I have been doing some thinking/reading around “UTXO Obsolescence” and something has been bothering me. We would need a Merkle Proof for every output being spent this way. And these get expensive relative to simply referencing an output via its commitment.
It would be great if we could aggregate Merkle proofs somehow. But I have not seen anything in the literature about aggregating Merkle proofs, how to go about doing it, or if it is even possible to aggregate multiple proofs.
I think it is possible to aggregate Merkle proofs where the aggregate proof is smaller than simply combining multiple proofs.
So I’m wondering a couple of things -
- Where is the flaw in my reasoning here?
- And in the unlikely event this does actually work - has this been described anywhere before?
Merkle Proofs
A Merkle proof gives us a way of proving that an element exists in a Merkle tree.
It does this by providing a list of hashes, such that we can reconstruct the path from the element up to the root and derive a matching root hash.
In the example above we can prove K exists in the Merkle tree via Hk and the “sibling” hashes [HL, HIJ, HMNOP, HABCDEFGH]. By hashing these siblings together we can derive the path from HK up to the root and confirm the root matches that of our Merkle tree.
If we can do this for HK we know both that the value K was correct and that it exists at the specified leaf position.
We can also build a separate Merkle proof for a different leaf position, say HA.
This proof would contain the following sibling hashes - [HB, HCD, HEFGH, HIJKLMNOP].
Aggregate Merkle Proofs
So the question is can we aggregate these two Merkle proofs, to prove that both HA and HK are elements in the Merkle tree?
HA, Proof: [HB, HCD, HEFGH, HIJKLMNOP]
HK, Proof: [HL, HIJ, HMNOP, HABCDEFGH]
At first glance it appears unlikely because there is nothing obviously in common between these two proofs.
But on closer inspection - the pair (HABCDEFGH, HIJKLMNOP) are the two children of the root node. If we know both of these we can derive the root (as we do for a single Merkle proof).
We can derive HABCDEFGH by following the Merkle proof path up from HK.
Likewise we can derive HIJKLMNOP from the Merkle proof for HA.
So with appropriate handling of the derived hashes below the root I think we can represent this aggregate proof in a more compact way (simply omitting any pairs of child hashes that can be derived by the proofs themselves) -
HA, Proof: [HB, HCD, HEFGH]
HK, Proof: [HL, HIJ, HMNOP]
Given this set of sibling hashes we can still derive the root hash and verify it matches.
Q) Does this compact representation of an aggregate Merkle proof reduce the security of the proof(s)?
Can we prove that all leaf nodes beneath a given parent node are in a Merkle tree?
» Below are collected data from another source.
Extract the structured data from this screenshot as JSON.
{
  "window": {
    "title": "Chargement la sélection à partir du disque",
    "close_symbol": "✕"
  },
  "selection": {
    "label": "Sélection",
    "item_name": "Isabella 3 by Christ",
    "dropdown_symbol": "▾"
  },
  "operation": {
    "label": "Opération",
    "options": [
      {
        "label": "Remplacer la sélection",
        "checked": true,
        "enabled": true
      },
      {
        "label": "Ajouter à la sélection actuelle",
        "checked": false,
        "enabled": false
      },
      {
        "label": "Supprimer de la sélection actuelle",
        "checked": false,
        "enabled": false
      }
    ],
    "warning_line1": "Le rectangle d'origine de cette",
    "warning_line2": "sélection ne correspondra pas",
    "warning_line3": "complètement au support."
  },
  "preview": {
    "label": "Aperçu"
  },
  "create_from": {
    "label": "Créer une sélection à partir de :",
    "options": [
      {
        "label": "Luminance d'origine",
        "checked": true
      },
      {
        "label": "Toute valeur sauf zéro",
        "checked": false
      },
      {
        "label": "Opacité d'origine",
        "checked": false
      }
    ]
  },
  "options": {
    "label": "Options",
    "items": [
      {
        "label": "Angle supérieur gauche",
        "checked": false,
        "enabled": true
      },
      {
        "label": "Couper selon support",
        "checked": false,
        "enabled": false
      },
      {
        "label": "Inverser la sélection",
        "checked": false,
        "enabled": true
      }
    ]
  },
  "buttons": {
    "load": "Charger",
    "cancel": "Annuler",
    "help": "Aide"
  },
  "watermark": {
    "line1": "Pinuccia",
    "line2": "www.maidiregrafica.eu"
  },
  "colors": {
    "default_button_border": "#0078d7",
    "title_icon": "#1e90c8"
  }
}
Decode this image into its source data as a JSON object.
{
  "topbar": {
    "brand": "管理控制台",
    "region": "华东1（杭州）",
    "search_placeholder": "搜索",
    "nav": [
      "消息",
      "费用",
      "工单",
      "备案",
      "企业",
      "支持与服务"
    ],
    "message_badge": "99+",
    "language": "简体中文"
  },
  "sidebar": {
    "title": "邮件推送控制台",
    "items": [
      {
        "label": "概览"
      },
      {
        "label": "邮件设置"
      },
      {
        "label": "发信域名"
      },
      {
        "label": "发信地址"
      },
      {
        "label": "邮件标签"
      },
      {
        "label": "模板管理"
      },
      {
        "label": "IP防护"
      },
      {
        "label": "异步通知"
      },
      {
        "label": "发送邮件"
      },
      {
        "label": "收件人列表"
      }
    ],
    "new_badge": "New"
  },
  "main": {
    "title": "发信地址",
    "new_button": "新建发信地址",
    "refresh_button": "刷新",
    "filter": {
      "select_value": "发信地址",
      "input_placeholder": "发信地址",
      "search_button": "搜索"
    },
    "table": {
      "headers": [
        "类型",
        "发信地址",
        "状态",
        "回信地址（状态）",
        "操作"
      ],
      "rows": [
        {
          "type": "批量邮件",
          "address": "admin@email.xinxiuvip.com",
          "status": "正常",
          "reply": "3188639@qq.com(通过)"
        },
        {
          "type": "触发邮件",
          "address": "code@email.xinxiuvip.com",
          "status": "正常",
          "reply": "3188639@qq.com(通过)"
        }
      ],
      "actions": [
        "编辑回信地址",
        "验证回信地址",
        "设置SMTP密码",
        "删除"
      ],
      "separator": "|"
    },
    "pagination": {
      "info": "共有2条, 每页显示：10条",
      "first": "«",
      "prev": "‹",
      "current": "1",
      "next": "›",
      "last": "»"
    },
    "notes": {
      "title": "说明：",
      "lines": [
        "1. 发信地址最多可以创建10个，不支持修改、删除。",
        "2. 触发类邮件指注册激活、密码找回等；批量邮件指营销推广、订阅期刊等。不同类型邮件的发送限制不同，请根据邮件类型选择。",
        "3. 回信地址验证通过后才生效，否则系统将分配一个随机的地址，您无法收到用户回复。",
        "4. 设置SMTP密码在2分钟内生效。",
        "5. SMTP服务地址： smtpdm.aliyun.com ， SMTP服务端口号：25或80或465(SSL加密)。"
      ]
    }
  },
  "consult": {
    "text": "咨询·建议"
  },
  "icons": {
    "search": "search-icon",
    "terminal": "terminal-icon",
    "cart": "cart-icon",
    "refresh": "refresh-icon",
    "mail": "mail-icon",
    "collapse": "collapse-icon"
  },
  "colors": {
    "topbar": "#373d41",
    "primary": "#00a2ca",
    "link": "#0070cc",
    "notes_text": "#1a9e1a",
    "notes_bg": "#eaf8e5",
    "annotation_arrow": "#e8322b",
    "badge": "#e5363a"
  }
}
And what would this aggregate proof look like?
i.e. Can we prove that [A, B, C, D, E, F, G, H] are all in the Merkle tree?
We would need [HA, HB, HC, HD, HE, HF, HG, HH] and from these we could derive HABCDEFGH. We would then only need the additional sibling hash HIJKLMNOP to verify the root hash was indeed correct.
[HA, HB, HC, HD, HE, HF, HG, HH], Proof: HIJKLMNOP
The aggregate proof here is simply the list of sibling hashes above the derived root of all the provided leaf positions. In this case simply a single hash one level beneath the root.
By proving HABCDEFGH is the sibling of HIJKLMNOP beneath the root we prove for all the leaves beneath HABCDEFGH.
This is significantly smaller than requiring a full Merkle proof for each leaf node.
Intuitively it seem to make sense - if we have all the leaves beneath a parent position we can prove that rehashing all the leaves will produce a matching parent hash.
If we had all the leaves in the full Merkle tree we would not need any additional Merkle proof data to verify that they were indeed the full set of leaf nodes in the tree. We could simply rebuild the full tree and inspect the root hash.
-
This appears to imply these aggregate proofs get more efficient, the more leaf nodes we are proving (which seems like a desirable property).
-
This also suggests these proofs can be aggregated in a non-interactive way. You don’t need to know anything about the Merkle tree or the proofs being aggregated beyond being able to identify pairs of siblings to remove.
And I don’t see how this would necessarily reduce the security of the proofs. If I can rebuild the tree and produce the same root (given a set of nodes at fixed leaf positions and a fixed Merkle tree size) then it would appear sufficient to prove all the leaves are actually leaves of said tree.
Is there a flaw here? And if this does work has it been described previously somewhere?
I cannot find anything in the literature that touches on this.